TF32 Training on Ampere?
There seems to be discussion (various threads and git issues) about whether T5 arch is just inherently unstable and that frequent FP16 NaN isn’t a bug in the transformers implementation or in user training arguments but may be unavoidable in true FP16 mode.
I would like to bring into this discussion that when i run the mesh tensorflow version of T5 from the research repo (https://github.com/google-research/text-to-text-transfer-transformer) on TPU on my data set its rock solid 16 bit training (I assume because of the wider range capability of bf16 support). On the same data set I essentially can never get fp16 working on anything larger than t5-small with HuggingFace (with adafactor, with and without lr warming, native/apex(1/2/3) ect)

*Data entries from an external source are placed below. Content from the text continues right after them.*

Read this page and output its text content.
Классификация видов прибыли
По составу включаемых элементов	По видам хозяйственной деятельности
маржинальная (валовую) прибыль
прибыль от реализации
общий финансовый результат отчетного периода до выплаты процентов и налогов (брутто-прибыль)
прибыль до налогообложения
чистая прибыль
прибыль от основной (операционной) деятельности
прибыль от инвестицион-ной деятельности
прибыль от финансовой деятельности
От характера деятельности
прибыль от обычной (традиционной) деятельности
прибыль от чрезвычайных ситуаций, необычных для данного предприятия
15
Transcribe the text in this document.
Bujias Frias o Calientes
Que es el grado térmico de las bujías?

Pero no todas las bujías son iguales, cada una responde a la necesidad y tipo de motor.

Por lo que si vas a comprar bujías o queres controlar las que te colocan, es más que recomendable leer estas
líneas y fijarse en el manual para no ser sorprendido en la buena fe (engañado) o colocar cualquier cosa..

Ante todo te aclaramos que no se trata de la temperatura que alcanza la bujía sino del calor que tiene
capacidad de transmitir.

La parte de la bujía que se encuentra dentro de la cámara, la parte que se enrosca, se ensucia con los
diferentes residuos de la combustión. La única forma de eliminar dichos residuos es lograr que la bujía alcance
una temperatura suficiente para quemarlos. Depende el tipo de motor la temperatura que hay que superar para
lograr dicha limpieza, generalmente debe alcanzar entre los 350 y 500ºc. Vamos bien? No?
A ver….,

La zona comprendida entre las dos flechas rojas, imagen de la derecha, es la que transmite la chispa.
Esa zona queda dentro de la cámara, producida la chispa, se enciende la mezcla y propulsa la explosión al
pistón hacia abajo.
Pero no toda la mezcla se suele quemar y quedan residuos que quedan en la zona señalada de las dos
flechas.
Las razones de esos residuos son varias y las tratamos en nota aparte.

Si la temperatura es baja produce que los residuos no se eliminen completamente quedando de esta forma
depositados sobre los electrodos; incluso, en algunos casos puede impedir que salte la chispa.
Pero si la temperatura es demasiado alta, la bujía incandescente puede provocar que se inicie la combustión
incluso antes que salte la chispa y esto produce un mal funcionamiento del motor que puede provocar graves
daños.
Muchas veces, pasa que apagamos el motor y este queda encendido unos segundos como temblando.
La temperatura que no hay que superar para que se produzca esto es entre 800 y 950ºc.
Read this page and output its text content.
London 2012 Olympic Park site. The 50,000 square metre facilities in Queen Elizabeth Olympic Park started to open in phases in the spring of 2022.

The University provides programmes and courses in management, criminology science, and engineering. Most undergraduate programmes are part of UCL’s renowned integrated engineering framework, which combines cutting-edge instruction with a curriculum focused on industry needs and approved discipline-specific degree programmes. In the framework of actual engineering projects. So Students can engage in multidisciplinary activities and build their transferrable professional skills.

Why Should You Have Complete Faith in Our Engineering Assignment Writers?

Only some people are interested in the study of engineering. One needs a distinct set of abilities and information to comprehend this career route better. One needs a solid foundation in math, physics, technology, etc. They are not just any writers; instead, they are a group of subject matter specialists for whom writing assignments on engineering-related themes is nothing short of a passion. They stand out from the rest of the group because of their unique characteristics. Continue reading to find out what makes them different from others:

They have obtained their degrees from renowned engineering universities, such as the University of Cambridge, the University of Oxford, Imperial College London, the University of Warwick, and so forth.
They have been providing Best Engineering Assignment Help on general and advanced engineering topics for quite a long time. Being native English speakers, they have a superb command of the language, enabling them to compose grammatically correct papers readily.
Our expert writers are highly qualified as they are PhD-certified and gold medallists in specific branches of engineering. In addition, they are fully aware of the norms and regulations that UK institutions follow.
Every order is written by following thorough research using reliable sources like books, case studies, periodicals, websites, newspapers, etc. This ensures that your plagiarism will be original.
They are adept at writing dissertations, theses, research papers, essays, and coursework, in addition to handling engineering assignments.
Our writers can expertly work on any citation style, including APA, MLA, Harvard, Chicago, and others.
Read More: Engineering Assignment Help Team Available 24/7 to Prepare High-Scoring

For workflow reasons using the research mesh code is not going to be an option and I need to get the 3B model training on GPUs which will require ~16bit compute in order to fit in ~32-48GB gpu.
Ampere gpus supports a similar size TF32 (18bit vs 16 bit for BF16 on TPU). Has anyone tried (or even have access to) an A100 GPU to see if TF32 solves the issue here?
EDIT: it looks like Ampere also natively support BF16. So that looks like a good way to compare T5 mesh on TPU with T5 HF on Ampere both using BF16.